TRACESURE I – PRODUCT DATA SHEET
Rosin based boluses, composed of two parts, forming a single cylindrical bolus.
Each 58g Tracesure-I bolus contains 3400mg iodine, 500mg selenium and 500mg cobalt.
Tracesure-I is a ruminal bolus for cattle, providing slow release supplementation of iodine, selenium and cobalt. Where dietary intake of iodine, selenium or cobalt is low, or where utilization of iodine is depressed by forage goitrogens, the health and productivity of the animal may be improved by supplementation of these elements.
Goitrogens are substances commonly present in brassicas (cabbage family), soya and in linseed meals, beet pulp and sometimes in pastures, which reduce the efficient utilisation of iodine in maintaining thyroid function. The thyroid gland produces hormones which control metabolism.

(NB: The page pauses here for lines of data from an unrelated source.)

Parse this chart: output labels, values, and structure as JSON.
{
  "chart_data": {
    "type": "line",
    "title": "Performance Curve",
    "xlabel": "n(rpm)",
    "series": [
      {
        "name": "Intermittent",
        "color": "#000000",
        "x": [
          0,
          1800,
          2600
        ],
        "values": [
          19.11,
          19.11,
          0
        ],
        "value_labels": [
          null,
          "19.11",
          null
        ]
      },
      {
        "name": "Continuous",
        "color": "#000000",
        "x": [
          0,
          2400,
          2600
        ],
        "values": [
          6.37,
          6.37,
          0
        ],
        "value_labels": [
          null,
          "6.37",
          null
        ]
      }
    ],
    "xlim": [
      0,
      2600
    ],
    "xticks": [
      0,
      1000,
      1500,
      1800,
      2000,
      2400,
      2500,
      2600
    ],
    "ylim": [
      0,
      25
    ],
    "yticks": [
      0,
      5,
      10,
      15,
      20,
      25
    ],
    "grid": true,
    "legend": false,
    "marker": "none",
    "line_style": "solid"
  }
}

Selenium deficient stock may suffer from white muscle disease, increased still births, depressed fertility and poor growth rate.
Cobalt deficient stock may have depressed appetites and/or show signs of general ill-thrift and poor growth.

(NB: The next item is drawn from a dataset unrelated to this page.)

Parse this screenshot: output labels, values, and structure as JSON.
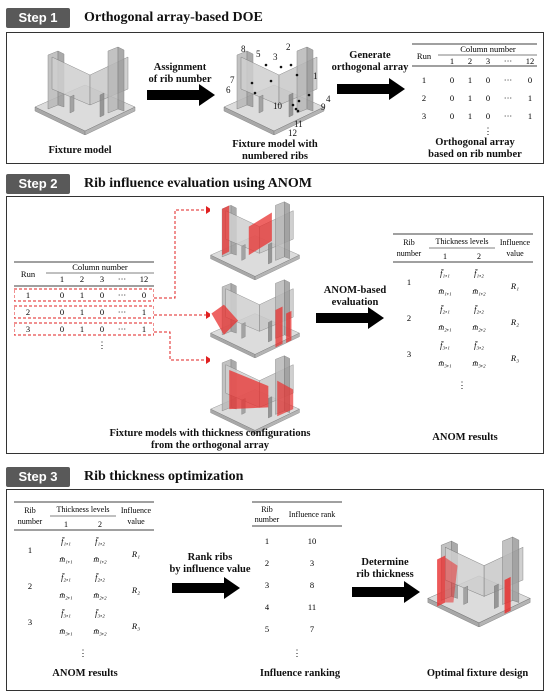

Tracesure-I boluses release supplementary iodine, selenium and cobalt for up to 5 – 6 months. These trace elements are released from the bolus by leaching, providing dietary supplementation. Spent boluses become large and fragile. They are eventually shed, intact or fragmented, by being regurgitated or excreted.
Dosage and Administration
Tracesure-I boluses are administered orally. Place the bolus at the back of the mouth, beyond the hump of the tongue, using a suitable dosing gun (e.g. the Tracesure Cattle dosing gun). To avoid injury, the dosing gun should be used carefully and without force. Normal swallowing movements should allow the dose to be passed easily into the back of the mouth, the bolus may then be ejected and passage of the gun beyond this point is not necessary. Always check that the animal swallows the bolus.
Cattle weight (kg)
200 - 549 = 1 bolus
> 550 = 2 boluses
Pasture analysis for trace element content is useful and laboratories undertaking this work can provide advice on the need for supplementation. Pasture swards can vary greatly in their trace element content. Contaminant soil can substantially alter the trace element supply.